The GK110 AKA "Big Kepler" Appears As Tesla K20

👤by Tim Harmer Comments 📅17.05.2012 17:16:16




Since the first rumours of NVIDIA's Kepler GPUs surfaced last year debate was ongoing as to the core we should expect to feature on highest SKU of the NVIDIA GeForce 600-series. If they followed Fermi naming conventions the GTX 680 would sport the GK100/110 GPU, whereas the GK104 would be a mid-range part. In March we discovered that the GK104 would in fact be the high-end part for the GeForce gaming range and that the GK110, known colloquially as Big Kepler, would be released much later in the year. That said, the GK104 is not exactly tiny - only slightly smaller than the AMD Tahiti GPU and with performance that is on a par with AMD's efforts to date.

This week at the Salt Lake City Super Computing conference NVIDIA finally took the wraps off the GK110, and it's a monster. Designed for full GPGPU function by enabling Double-Precision Floating Point operation and a host of other features, the GK110 is much larger than the gaming-orientated GK104. NVIDIA are marketing it as the Tesla K20, part of their compute product range and hence the reason why the it was unveiled at this event. VR-Zone reports that the following are features to expect from the K20:

* 2880 CUDA Cores [other sites are reporting that this may in fact be 3072 cores, twice GK104]
* 15 SMX Clusters [could be 16]
* 384-bit Memory Controller [same as Tahiti; GK104 is 256-bit]
* Up to 24GB of GDDR5 memory
* 2nd Gen ECC
* Hardware GPU Silicon Virtualization
* Hyper-Q (Slashes CPU idle time by allowing multiple CPU cores to simultaneously utilize a single Kepler GPU, dramatically advancing programmability and efficiency)
* Dynamic Parallelism (Simplifies GPU programming by allowing programmers to easily accelerate all parallel nested loops – resulting in a GPU dynamically spawning new threads on its own without going back to the CPU)
* 50-85% Double Precision Rate to Single Precision
* At least 1.5 TFLOPS DP FP64
* Target: 250 GB/s bandwidth




In theory, the GK110 will be a compute beast with many features that are not necessary for the consumer and gamer market. NVIDIA's aim is to push K20 to the tops of the Supercomputing league tables, a system with 15000 Tesla K20 GPU's built for Oak Ridge National Laboratories' (ORNL) Titan.
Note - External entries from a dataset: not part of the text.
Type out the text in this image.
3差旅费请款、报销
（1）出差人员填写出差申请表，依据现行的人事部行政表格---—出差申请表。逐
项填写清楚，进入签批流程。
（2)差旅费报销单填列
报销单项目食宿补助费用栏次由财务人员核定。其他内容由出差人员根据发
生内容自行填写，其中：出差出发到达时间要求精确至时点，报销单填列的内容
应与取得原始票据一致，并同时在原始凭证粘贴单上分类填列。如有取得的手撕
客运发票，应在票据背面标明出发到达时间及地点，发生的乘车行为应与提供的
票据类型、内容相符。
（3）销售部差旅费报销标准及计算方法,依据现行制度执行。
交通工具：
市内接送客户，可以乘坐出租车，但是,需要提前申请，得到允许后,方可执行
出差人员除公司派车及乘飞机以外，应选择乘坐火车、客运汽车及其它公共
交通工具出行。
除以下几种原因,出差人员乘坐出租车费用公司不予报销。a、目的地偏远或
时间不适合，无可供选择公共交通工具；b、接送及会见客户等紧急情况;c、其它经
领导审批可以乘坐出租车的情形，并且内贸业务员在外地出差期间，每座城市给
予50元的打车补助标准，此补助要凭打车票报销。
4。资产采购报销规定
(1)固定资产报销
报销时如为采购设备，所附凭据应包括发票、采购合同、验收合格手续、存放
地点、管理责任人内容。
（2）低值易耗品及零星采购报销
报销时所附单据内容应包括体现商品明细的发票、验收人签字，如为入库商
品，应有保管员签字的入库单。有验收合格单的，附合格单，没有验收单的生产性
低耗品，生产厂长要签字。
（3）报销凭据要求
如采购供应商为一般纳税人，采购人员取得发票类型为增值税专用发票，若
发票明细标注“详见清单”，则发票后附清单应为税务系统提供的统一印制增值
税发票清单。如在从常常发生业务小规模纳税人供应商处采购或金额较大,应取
The size alone raises substantial questions over the yields and costs for this product. The smaller GK104 still isn't exactly flooding retail channels, neither through the GTX 680, 670 or 690 which indicates that yields from TSMC for this 28nm part aren't great; typically as the core area increases the yields greatly fall. With NVIDIA now having to pay per wafer rather than good core, even a slightly neutered GK110 may not reach consumer pricing levels at any time this year, and even then the numbers reaching the retail channel may be few and far between. We should therefore expect it to be 2013 before we see any GK110 derivatives for gamers.

Even if the GK110 was ready for gamers today, perhaps as a GTX 685, NVIDIA are not as yet under competitive pressure to release it. The GK104 holds it own against the HD7970, and even the rumoured HD7970 GHz Edition would be unlikely to change that significantly. It may be that we have to wait on AMD's Tenerife GPU, based on Enhanced-GCN architecture, before NVIDIA feel any pressure to both reduce the cost of the GTX 680 and release a new GPU to the masses.